Progress is Hard
I’ve made progress. I’ve made actual genuine progress with my symptoms and it has felt so dang good. So good that I have to admit for a few days I tried to disassociate myself with my illness. I felt like I can do this, I can actually live a consistently normal life without being effected by my illness.
But then the bad heart days hit. I’m on my third bad day in a row. Third day of brain fog that I can’t think through, third day of laying in bed, third day of monitoring my heart rate & trying my best not to faint, and third day of pushing myself to do SOME type of activity just so I don’t regress. Bad days have always been hard, but there’s something particularly difficult about them now, in the midst of progress.
They don’t feel like just bad heart days, they feel like defeat. Like I’m regressing, instead of progressing. Like I’m doing something wrong and like I’m failing because I can’t do what I did just yesterday.
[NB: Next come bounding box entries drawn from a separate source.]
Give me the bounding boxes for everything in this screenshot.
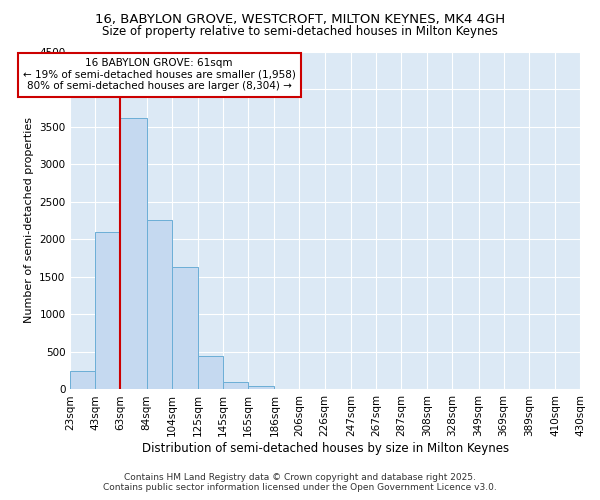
X-axis label: Distribution of semi-detached houses by size in Milton Keynes: Distribution of semi-detached houses by … [142,442,509,455]
Bar [172,267,198,390]
Text: 16 BABYLON GROVE: 61sqm
← 19% of semi-detached houses are smaller (1,958)
80% of: 16 BABYLON GROVE: 61sqm ← 19% of semi-de… [23,58,296,92]
Bar [198,356,223,390]
Bar [147,220,172,390]
Text: Size of property relative to semi-detached houses in Milton Keynes: Size of property relative to semi-detach… [102,25,498,38]
Y-axis label: Number of semi-detached properties: Number of semi-detached properties [23,118,34,324]
Text: Contains HM Land Registry data © Crown copyright and database right 2025.
Contai: Contains HM Land Registry data © Crown c… [103,473,497,492]
Bar [95,232,121,390]
Bar [70,370,95,390]
Bar [223,382,248,390]
Bar [121,118,147,390]
Text: 16, BABYLON GROVE, WESTCROFT, MILTON KEYNES, MK4 4GH: 16, BABYLON GROVE, WESTCROFT, MILTON KEY… [95,12,505,26]
Bar [248,386,274,390]
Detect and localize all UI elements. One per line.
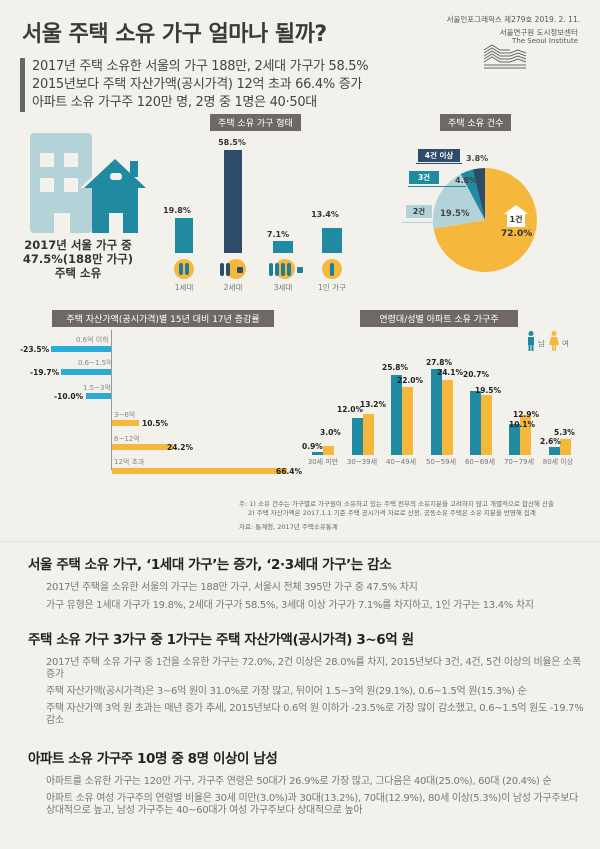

My dad is color blind. He’s always said that he wouldn’t want to see in color because he wouldn’t want to know what he’s been missing his whole life. I never got it, but now, on some level, I do.
It’s hard to feel the closest thing to normal that I have in over a decade. It’s hard to be able to take a walk on my own or to increase the minutes I can bike. It’s hard because now I see what I’ve been missing. And when those bad heart days hit, I feel like I’m failing. Am I not pushing myself hard enough? Am I pushing myself too much?
I used to know what my boundaries were, I used to know that I was pushing them. Now I don’t. I am doing everything I can to better my situation and I’m just going to be honest, this is hard. It’s hard on my bad days and it’s hard on my good days, it’s hard to do the very thing that makes me feel sick in order to make progress. There are ups and downs with chronic illnesses and I just happen to be on one of those downs.
Vulnerability with this is not all that easy, but it is getting easier and it is therapeutic. I’ve received so many encouraging emails and DM’s as I've shared my progress in the last few months of slowly increasing my activity. Fellow spoonies saying it gives them hope to read about my POTS journey and now my progress. As awkward as it feels sometimes to share, knowing it has helped some others who struggle feel a little less lonely in this makes me not care so much how I might be seen. So I will continue to share. I will share the big picture. The good days and the bad days, the victories and the defeat. So I’ve had a few bad days, but I will choose to honor the progress I have made.